You know how everybody’s been trying to get you to eat a lot of green, leafy vegetables, less meat and processed foods? And you know how you don’t want to, and you fucking refuse? And you know how you’re in crappy physical condition?

Well, the glorious market might solve this for you, though not quite like you think:

Farmer Michael’s feed costs have risen 400 percent in the last twelve months. To make a profit on the beautiful turkeys his family is raising in time for Thanksgiving, he’ll have to charge a hundred bucks a bird. At Momofuku, I’m paying 150 percent more for humanely raised pork belly than I was paying at this time last year. And at the hyperglobal megachains that feed most of America, the only way they’ll be able to keep selling one-dollar hamburgers is to grow their “protein units” in petri dishes, add even more filler to their products, and outright enslave the workers whose backs they’re already breaking to keep costs artificially low.

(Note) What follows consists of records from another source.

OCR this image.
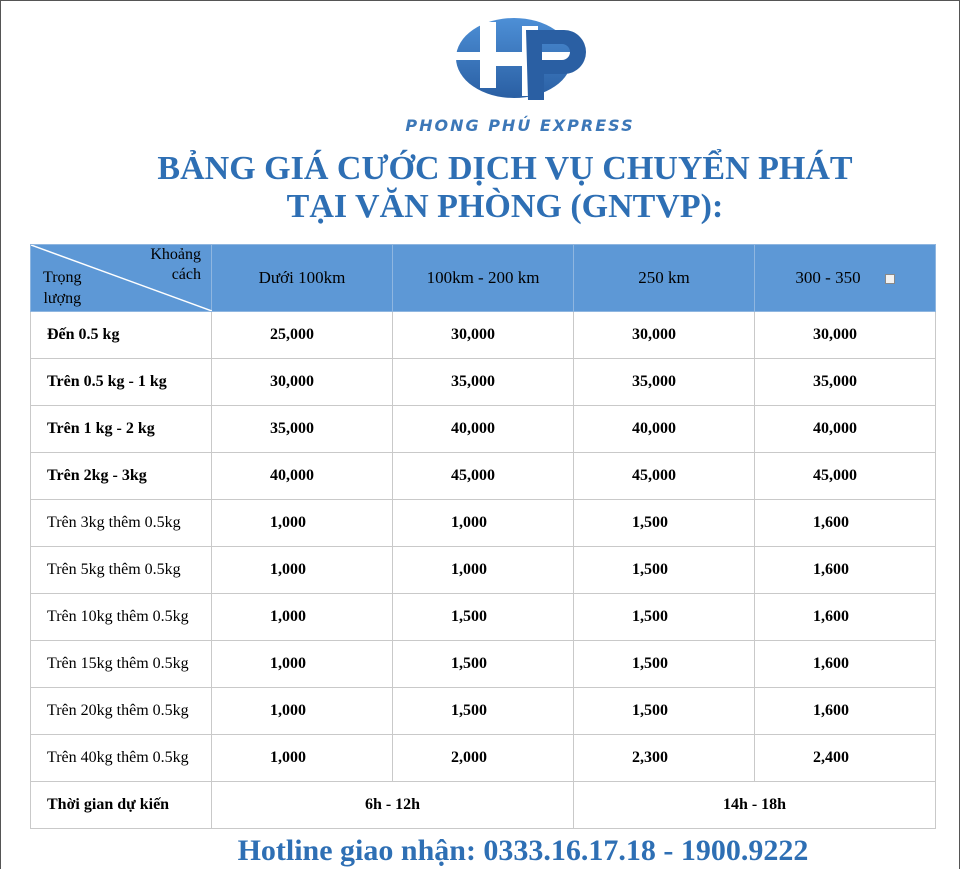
PHONG PHÚ EXPRESS
BẢNG GIÁ CƯỚC DỊCH VỤ CHUYỂN PHÁT
TẠI VĂN PHÒNG (GNTVP):
Khoảng
cách
Trọng
lượng	Dưới 100km	100km - 200 km	250 km	300 - 350
Đến 0.5 kg	25,000	30,000	30,000	30,000
Trên 0.5 kg - 1 kg	30,000	35,000	35,000	35,000
Trên 1 kg - 2 kg	35,000	40,000	40,000	40,000
Trên 2kg - 3kg	40,000	45,000	45,000	45,000
Trên 3kg thêm 0.5kg	1,000	1,000	1,500	1,600
Trên 5kg thêm 0.5kg	1,000	1,000	1,500	1,600
Trên 10kg thêm 0.5kg	1,000	1,500	1,500	1,600
Trên 15kg thêm 0.5kg	1,000	1,500	1,500	1,600
Trên 20kg thêm 0.5kg	1,000	1,500	1,500	1,600
Trên 40kg thêm 0.5kg	1,000	2,000	2,300	2,400
Thời gian dự kiến	6h - 12h		14h - 18h	
Hotline giao nhận: 0333.16.17.18 - 1900.9222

That’s from this short article. Now, I’m not naiive, and I do realize that other outcomes are possible. For instance, maybe people will start eating way more Cap’N Crunch when they can’t afford to go to Arby’s anymore. That kind of industrial-scale super corn agriculture will still be the most efficient way to grow shit, as this nation’s corn infrastructure is the “pride” of the world, especially with dipshits trying to convince you that growing loads of corn and processing it into fuel is actually an efficient way to produce energy. (Hint: it isn’t.)

So yeah, less meat != healthier. But if you’re going to eat horribly, eating horribly minus the meat probably trumps eating horribly WITH the meat. And maybe people will eat more of the right kinds of plants when all those massive feedlots have to be converted into something.

It’s weird to think about how much of the American Way of Life has been utterly defined by cheap oil. Most people can’t even begin to know how intertwined into everything it is. I know I certainly have no idea, but at least this particular ignorance will be rectified in time, whether I want it to or not.